Hannah-Elizabeth Teoh was brought up an only child on a farm at Kaitoke, near Wanganui. She was home schooled and started piano lessons at five.
Ever since then it has been her ambition to have a career in piano performance. She said that was not because she especially likes performing but because she loves music, and performance is the culmination.
Earlier this month Miss Teoh was asked to perform the Ross Harris piano concertino with the New Zealand Symphony Orchestra in Wellington Town Hall. The result was recorded by Radio New Zealand's concert programme.
"It was fantastic playing with a professional orchestra," she said.
For the past six years she's studied under Judith Clark, the former head of keyboard studies at Victoria University, and she's been a student of the New Zealand School of Music Academy Programme for five years, passing exams with distinction.

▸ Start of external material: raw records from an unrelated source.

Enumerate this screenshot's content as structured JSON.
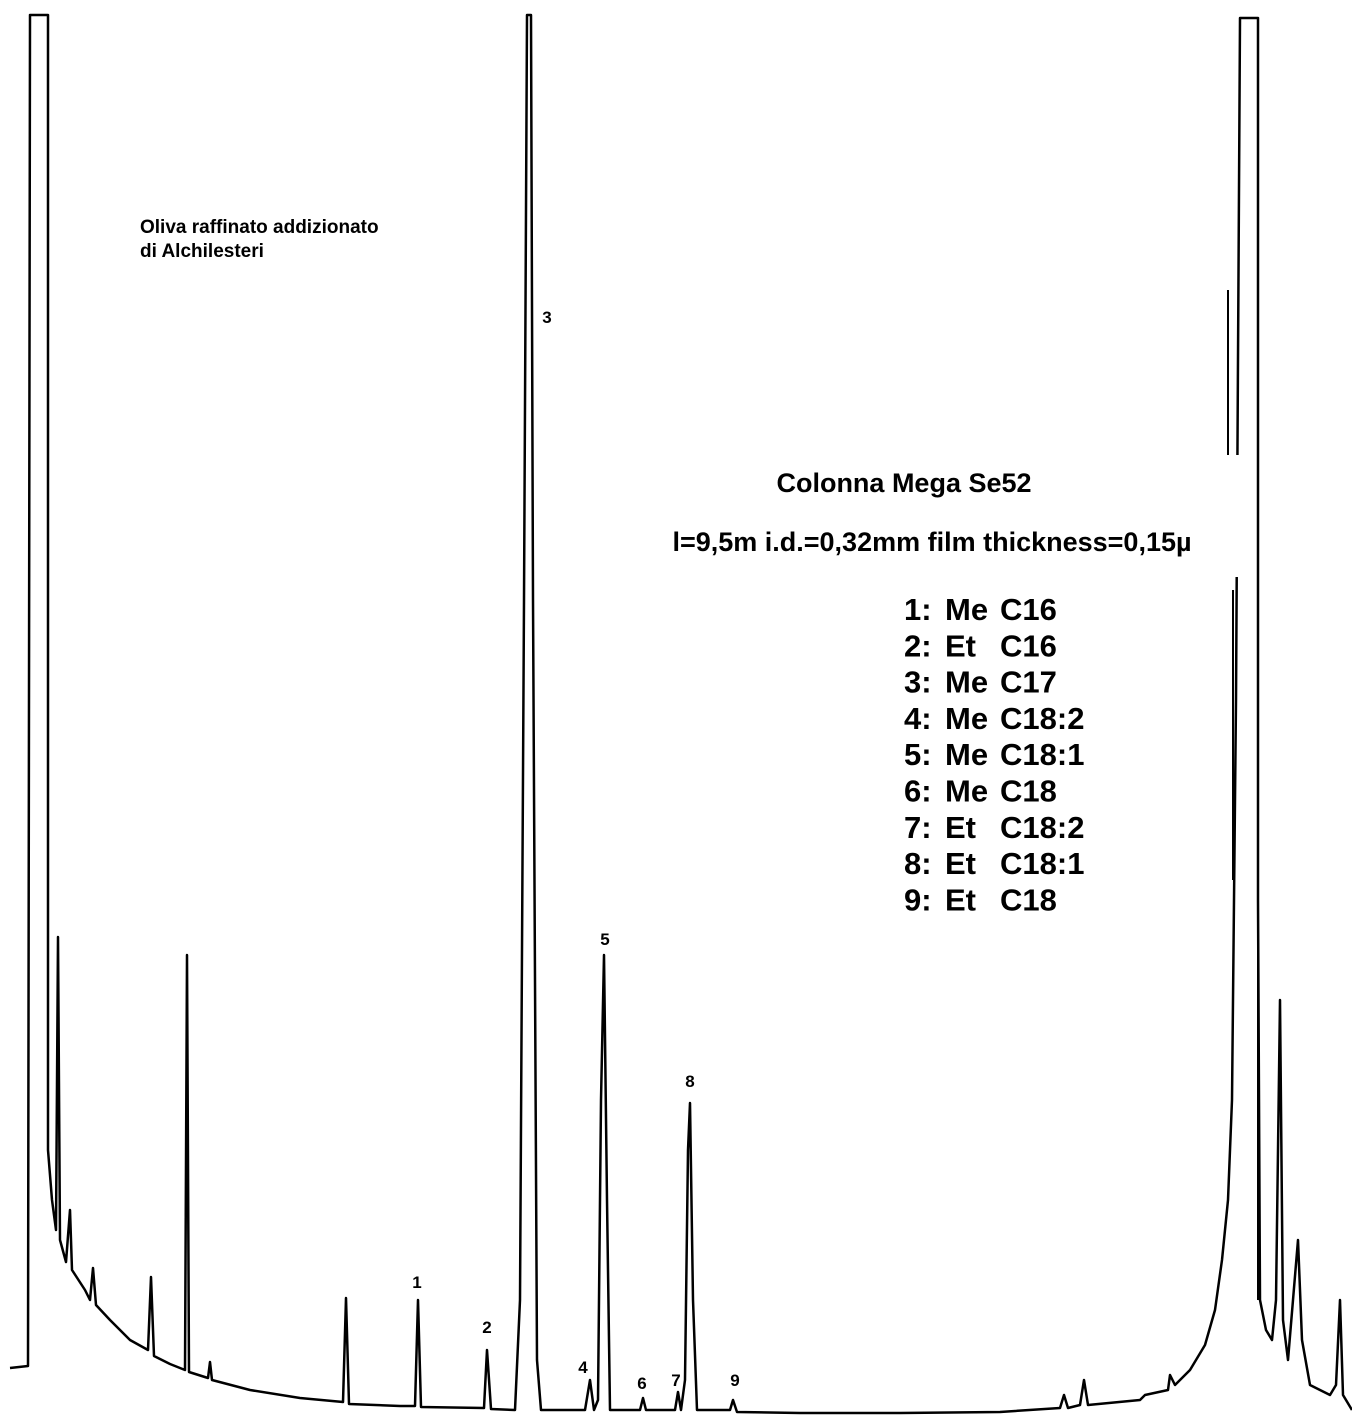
{
  "sample_label": [
    "Oliva raffinato addizionato",
    "di Alchilesteri"
  ],
  "column_title": "Colonna Mega Se52",
  "column_specs": "l=9,5m  i.d.=0,32mm film thickness=0,15µ",
  "legend": [
    {
      "id": "1:",
      "ester": "Me",
      "acid": "C16"
    },
    {
      "id": "2:",
      "ester": "Et",
      "acid": "C16"
    },
    {
      "id": "3:",
      "ester": "Me",
      "acid": "C17"
    },
    {
      "id": "4:",
      "ester": "Me",
      "acid": "C18:2"
    },
    {
      "id": "5:",
      "ester": "Me",
      "acid": "C18:1"
    },
    {
      "id": "6:",
      "ester": "Me",
      "acid": "C18"
    },
    {
      "id": "7:",
      "ester": "Et",
      "acid": "C18:2"
    },
    {
      "id": "8:",
      "ester": "Et",
      "acid": "C18:1"
    },
    {
      "id": "9:",
      "ester": "Et",
      "acid": "C18"
    }
  ],
  "peak_labels": [
    "1",
    "2",
    "3",
    "4",
    "5",
    "6",
    "7",
    "8",
    "9"
  ]
}
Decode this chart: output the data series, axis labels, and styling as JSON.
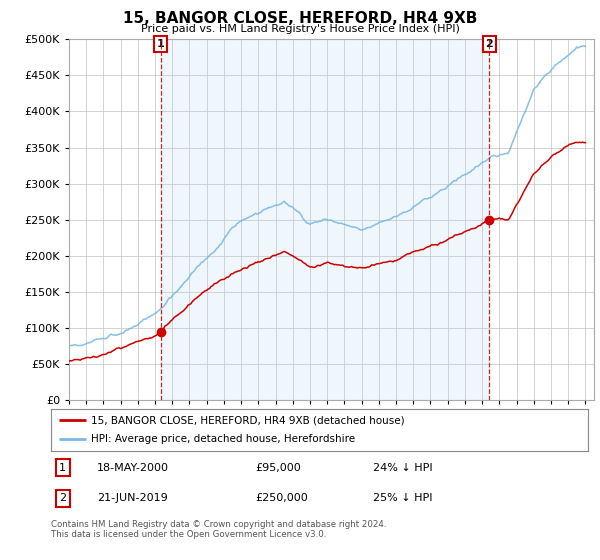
{
  "title": "15, BANGOR CLOSE, HEREFORD, HR4 9XB",
  "subtitle": "Price paid vs. HM Land Registry's House Price Index (HPI)",
  "hpi_color": "#7ab8e8",
  "price_color": "#cc0000",
  "fill_color": "#d6eaf8",
  "sale1_date_label": "18-MAY-2000",
  "sale1_price": 95000,
  "sale1_price_label": "£95,000",
  "sale1_hpi_diff": "24% ↓ HPI",
  "sale2_date_label": "21-JUN-2019",
  "sale2_price": 250000,
  "sale2_price_label": "£250,000",
  "sale2_hpi_diff": "25% ↓ HPI",
  "legend_line1": "15, BANGOR CLOSE, HEREFORD, HR4 9XB (detached house)",
  "legend_line2": "HPI: Average price, detached house, Herefordshire",
  "footer": "Contains HM Land Registry data © Crown copyright and database right 2024.\nThis data is licensed under the Open Government Licence v3.0.",
  "ylim": [
    0,
    500000
  ],
  "yticks": [
    0,
    50000,
    100000,
    150000,
    200000,
    250000,
    300000,
    350000,
    400000,
    450000,
    500000
  ],
  "background_color": "#ffffff",
  "grid_color": "#cccccc",
  "sale1_year": 2000.37,
  "sale2_year": 2019.46
}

Miss Teoh said she "wasn't that keen" on being in an ordinary classroom and was a correspondence school pupil during her primary years.
Correspondence was flexible, allowing her to spend six months of the year with her father in Singapore.
Her parents are both lecturers, her father in physics and her mother a retired English lecturer. Neither are musical.
In December she auditioned successfully at four United Kingdom conservatories, and she starts study in London in September.
Before she leaves she's performing solo concerts in Wellington, Lower Hutt and Wanganui. Miss Teoh's solo concert at the Wanganui War Memorial Hall is at 2pm on June 26.